The news was broken by Aston Martin chairman and shareholder Lawrence Stroll in an interview with the Financial Times, with the "battery sports car and... sport utility vehicle" to be produced at the British brand's sites in Gaydon, England and St Athan, Wales respectively.

While a final decision on the vehicles' powertrains has yet to be made, Stroll suggested the new electric models could employ technology from Mercedes-Benz, given its parent company Daimler holds a 20 per cent stake in Aston Martin – though "all options" are under consideration.

Prior to the EVs' launches, Automotive News reports a mild-hybrid version of the DBX sports SUV will debut in the third quarter of 2021, with a plug-in hybrid variant to follow in 2023.

The electrified SUVs will be preceded by the F1-derived, V12-powered Valkyrie hypercar in the second half of 2021, and joined by the mid-engined Vanquish and Valhalla in the second half of 2023.

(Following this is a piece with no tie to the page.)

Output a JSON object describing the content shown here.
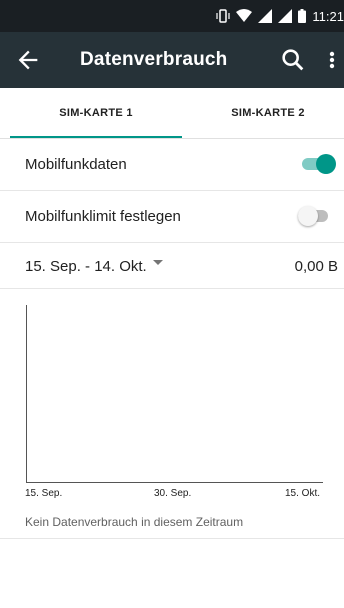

Despite the introduction of a pair of zero-emission models, and an onslaught of hybrid vehicles, the British sports car specialist won't ditch combustion-only performance cars just yet, with petrol-only models to reportedly remain available far into the 2030s – despite a sales ban on such vehicles in Aston's home market in 2030.

Last week, the brand announced 90 per cent of its portfolio would feature all-electric or plug-in hybrid power by 2030, with all new product launches in 2024 to be electrified.

Pictured at bottom: Aston Martin's first electric vehicle, the Rapide E, which was axed before it reached production.